In den Vorschusslorbeeren, überreicht von Trainerkollege Schwartz, indem dieser Union unter den Top 3 der Liga lobte, sieht Cheftrainer Düwel lediglich eine Nebelkerze: "Ich könnte das umdrehen und sagen, dass Sandhausen mit Braunschweig eine Topmannschaft geschlagen hat und auf dem Papier und vom Ergebnis her Favorit ist. Dass man sich die Favoritenrolle gegenseitig zuschiebt ist Geplänkel."

Der Union-Trainer schaut lieber auf die eigenen Mannschaft und fordert: "Wir müssen unsere spielerischen Qualitäten mehr in den Fokus rücken, als es in den letzten Duellen mit Sandhausen der Fall war." Überhaupt konnten die Köpenicker in ihrer Historie noch nie in Sandhausen gewinnen (2 Niederlagen, 2 Remis in Liga 2 und 3). Doch dieses Mal könnte es klappen, glaubt der gebürtige Bayer Düwel: "Wir sind gewarnt und wissen was auf uns zukommt.
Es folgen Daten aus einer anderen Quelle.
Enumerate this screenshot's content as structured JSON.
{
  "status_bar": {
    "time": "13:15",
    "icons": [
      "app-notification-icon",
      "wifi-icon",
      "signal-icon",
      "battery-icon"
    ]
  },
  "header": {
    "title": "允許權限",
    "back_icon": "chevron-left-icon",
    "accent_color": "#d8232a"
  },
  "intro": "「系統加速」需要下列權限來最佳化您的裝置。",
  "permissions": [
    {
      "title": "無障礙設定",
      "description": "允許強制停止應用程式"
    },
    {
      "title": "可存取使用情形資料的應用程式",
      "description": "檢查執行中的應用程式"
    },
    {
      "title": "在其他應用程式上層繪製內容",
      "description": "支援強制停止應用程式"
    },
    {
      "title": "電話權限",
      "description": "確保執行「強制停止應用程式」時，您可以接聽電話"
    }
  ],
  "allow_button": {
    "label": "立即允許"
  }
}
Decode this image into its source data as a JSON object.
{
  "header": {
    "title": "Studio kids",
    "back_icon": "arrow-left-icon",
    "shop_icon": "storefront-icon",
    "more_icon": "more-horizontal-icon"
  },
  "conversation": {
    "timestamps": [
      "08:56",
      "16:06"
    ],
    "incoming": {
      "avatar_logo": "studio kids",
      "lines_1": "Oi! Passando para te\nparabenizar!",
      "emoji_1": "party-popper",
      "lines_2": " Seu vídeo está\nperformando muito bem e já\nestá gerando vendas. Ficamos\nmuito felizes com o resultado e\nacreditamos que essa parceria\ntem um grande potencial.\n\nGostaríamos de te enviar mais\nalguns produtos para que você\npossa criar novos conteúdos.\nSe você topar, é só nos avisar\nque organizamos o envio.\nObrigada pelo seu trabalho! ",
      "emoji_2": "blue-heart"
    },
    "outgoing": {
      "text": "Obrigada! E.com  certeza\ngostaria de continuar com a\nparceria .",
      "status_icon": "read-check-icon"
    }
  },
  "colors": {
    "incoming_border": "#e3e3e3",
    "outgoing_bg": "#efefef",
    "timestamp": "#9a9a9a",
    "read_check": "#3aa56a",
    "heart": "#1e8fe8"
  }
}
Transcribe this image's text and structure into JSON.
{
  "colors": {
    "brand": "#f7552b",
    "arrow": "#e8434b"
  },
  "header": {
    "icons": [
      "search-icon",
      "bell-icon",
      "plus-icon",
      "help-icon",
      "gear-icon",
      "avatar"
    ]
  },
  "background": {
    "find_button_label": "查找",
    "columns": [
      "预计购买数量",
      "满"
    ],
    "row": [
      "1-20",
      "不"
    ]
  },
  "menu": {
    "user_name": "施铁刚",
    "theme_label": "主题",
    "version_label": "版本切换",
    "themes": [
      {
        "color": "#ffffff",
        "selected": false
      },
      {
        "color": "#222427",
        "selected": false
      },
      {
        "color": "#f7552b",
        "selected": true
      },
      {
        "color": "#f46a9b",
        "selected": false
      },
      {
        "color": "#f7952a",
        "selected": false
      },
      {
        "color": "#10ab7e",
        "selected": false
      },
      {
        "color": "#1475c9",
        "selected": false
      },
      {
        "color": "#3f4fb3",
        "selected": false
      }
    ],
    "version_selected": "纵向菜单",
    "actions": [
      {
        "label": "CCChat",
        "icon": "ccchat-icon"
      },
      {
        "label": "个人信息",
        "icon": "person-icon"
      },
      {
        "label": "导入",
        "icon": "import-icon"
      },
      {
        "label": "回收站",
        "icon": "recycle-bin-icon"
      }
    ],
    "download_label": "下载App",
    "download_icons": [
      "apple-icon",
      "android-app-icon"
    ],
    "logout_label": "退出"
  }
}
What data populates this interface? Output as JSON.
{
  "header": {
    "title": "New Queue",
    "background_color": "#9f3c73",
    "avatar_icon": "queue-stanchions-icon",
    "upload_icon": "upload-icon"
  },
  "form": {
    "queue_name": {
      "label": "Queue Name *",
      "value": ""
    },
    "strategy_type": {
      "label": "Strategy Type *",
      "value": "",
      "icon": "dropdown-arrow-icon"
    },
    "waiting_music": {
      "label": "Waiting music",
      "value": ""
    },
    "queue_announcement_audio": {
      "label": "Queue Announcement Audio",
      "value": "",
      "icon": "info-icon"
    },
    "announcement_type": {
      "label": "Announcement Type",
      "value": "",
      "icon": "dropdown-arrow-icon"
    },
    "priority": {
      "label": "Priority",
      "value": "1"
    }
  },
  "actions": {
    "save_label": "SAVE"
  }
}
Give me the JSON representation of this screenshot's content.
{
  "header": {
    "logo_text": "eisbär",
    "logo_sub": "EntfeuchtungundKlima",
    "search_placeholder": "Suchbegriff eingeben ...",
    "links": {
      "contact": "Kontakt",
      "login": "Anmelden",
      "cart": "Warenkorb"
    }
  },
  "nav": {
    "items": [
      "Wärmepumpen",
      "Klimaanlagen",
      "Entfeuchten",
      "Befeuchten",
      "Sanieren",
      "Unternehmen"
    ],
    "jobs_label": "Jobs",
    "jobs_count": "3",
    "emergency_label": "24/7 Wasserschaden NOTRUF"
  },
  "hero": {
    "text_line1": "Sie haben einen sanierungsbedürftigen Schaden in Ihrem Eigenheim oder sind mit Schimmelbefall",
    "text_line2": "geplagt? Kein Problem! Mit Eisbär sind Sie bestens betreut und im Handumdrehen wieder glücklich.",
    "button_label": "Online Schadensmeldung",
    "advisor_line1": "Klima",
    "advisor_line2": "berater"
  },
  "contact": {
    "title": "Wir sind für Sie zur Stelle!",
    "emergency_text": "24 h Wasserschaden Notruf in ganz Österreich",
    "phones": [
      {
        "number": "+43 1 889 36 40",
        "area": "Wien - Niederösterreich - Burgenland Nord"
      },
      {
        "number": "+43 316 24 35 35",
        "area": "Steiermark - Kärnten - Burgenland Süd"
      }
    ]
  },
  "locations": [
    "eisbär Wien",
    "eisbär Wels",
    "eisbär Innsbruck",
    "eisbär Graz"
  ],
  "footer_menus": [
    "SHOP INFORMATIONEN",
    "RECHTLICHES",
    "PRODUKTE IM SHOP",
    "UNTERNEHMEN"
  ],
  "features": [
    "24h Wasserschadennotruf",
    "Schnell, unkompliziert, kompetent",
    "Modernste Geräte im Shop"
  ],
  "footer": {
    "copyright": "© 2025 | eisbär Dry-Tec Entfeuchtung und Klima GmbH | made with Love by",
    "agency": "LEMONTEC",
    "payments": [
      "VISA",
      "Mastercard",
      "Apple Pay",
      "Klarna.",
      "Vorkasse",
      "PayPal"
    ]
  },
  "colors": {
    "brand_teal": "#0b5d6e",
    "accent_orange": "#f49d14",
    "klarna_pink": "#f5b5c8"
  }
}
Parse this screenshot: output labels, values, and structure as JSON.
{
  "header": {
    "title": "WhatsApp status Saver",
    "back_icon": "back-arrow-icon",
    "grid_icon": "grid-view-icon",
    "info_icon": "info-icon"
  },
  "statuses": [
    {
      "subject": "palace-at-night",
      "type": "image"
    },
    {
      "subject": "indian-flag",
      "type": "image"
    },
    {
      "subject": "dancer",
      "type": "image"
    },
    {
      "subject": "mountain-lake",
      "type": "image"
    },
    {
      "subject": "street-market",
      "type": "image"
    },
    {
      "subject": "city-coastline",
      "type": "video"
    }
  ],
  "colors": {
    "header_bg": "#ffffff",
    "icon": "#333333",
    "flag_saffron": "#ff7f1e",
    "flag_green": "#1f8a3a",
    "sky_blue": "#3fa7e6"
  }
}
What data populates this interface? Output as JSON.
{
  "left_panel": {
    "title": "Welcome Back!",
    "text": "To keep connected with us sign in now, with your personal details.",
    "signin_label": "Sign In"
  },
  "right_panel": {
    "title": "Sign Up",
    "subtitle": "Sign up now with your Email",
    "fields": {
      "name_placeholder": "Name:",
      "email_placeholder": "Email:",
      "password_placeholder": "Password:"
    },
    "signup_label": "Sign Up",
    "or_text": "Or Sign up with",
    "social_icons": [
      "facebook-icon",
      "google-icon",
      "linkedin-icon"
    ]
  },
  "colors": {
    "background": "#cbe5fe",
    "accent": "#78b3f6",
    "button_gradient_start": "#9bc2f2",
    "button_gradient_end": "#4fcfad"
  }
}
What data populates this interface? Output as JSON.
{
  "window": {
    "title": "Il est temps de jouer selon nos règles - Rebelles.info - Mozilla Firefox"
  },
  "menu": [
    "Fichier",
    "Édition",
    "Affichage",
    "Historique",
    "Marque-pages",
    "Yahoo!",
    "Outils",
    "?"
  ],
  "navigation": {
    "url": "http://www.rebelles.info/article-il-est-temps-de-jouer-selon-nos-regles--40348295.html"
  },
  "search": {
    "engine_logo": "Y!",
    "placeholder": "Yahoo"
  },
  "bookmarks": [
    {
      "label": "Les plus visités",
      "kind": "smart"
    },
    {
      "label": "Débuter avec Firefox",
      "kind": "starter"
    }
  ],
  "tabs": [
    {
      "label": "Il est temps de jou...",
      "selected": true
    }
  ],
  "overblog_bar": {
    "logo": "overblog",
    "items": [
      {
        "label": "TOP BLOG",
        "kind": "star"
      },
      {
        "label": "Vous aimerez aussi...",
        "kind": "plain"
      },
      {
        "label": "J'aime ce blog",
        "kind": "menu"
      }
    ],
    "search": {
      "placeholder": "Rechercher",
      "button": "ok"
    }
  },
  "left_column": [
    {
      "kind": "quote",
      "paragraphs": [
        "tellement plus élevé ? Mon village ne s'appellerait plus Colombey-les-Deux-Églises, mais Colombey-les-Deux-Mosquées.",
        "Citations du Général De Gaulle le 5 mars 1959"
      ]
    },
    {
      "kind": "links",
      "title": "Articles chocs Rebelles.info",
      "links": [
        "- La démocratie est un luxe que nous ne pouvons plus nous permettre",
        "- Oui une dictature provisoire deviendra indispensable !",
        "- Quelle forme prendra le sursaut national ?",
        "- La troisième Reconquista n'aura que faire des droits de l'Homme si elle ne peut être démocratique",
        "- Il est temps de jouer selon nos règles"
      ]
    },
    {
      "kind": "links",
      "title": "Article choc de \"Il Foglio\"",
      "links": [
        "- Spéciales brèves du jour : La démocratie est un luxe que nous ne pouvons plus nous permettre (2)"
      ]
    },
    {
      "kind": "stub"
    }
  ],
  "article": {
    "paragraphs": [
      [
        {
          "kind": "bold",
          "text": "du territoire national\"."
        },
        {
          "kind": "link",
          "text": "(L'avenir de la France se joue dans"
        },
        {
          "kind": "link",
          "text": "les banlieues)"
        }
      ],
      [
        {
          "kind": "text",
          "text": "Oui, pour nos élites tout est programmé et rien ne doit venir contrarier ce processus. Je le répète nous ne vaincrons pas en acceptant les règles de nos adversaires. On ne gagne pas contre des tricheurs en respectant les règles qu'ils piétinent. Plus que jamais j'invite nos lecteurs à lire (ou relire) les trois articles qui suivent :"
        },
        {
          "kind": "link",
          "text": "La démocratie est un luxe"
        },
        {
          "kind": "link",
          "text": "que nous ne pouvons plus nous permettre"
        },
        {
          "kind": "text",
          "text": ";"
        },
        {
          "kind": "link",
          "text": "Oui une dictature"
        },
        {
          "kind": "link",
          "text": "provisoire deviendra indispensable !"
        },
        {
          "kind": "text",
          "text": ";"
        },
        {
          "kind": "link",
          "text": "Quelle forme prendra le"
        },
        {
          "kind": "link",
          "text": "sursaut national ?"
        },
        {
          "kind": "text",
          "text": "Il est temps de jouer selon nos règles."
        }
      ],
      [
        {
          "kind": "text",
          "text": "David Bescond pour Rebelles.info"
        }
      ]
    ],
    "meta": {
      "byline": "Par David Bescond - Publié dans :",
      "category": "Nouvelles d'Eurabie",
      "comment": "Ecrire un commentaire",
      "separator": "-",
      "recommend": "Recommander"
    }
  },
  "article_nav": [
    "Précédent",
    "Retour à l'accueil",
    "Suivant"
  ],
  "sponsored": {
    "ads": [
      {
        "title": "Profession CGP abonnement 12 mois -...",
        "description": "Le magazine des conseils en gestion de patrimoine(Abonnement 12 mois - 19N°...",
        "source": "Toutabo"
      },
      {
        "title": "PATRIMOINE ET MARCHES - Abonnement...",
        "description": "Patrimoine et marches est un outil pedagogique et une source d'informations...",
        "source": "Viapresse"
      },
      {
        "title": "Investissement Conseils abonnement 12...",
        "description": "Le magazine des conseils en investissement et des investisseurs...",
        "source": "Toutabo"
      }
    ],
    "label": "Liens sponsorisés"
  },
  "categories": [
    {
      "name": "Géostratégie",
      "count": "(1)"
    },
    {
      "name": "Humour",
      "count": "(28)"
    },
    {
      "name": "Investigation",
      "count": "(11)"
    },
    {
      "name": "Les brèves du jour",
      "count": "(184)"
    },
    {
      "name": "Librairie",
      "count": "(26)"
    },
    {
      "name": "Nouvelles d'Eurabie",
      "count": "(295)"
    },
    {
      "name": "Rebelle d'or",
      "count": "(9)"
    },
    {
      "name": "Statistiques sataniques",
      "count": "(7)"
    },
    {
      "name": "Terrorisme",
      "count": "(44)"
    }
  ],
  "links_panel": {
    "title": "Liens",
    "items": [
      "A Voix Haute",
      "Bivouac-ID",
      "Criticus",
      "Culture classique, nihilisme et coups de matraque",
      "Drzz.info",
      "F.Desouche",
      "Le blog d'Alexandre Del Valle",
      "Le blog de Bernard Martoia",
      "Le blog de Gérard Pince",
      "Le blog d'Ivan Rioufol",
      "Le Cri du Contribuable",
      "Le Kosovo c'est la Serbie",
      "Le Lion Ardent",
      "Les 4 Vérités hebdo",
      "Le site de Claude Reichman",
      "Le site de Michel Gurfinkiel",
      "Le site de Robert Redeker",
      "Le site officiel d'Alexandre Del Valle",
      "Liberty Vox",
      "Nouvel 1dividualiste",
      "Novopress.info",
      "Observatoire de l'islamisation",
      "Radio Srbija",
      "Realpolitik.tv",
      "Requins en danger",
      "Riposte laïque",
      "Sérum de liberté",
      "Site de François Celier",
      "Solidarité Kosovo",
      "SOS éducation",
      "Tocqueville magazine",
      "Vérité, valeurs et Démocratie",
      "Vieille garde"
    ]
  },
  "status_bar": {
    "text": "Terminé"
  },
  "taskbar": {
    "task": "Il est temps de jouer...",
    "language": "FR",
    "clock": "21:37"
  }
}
Wir müssen unser Ding einfach durchziehen!"

Auch wenn das Unentschieden gegen Fortuna Düsseldorf in der Vorwoche durch den späten Ausgleich einen faden Beigeschmack besaß, so konnte Coach Düwel trotzdem wertvolle Lehren daraus ziehen: "Wir wissen was wir gegen Düsseldorf wirklich gut gemacht haben. Das war offensichtlich noch nicht alles, sonst hätten wir drei Punkte im Stadion behalten. Wir wissen, was wir in Sandhausen schuldig sind", erwartet der 47-Jährige eine klare Steigerung seiner Elf.

Stephan Fürstner hatte am Donnerstag Probleme im Bereich der Adduktoren beklagt und konnte nicht trainieren. Die dosierte Trainingseinheit am Freitag konnte der defensive Mittelfeldakteur allerdings wieder vollumfänglich absolvieren. Doch ein Fragezeichen bleibt: "Ob Stephan im Spiel in Sandhausen mitwirken kann, werden wir nach dem Abschlusstraining wissen", so Düwel, der zum Abschluss versicherte: "Darüber hinaus hat kein Spieler Probleme."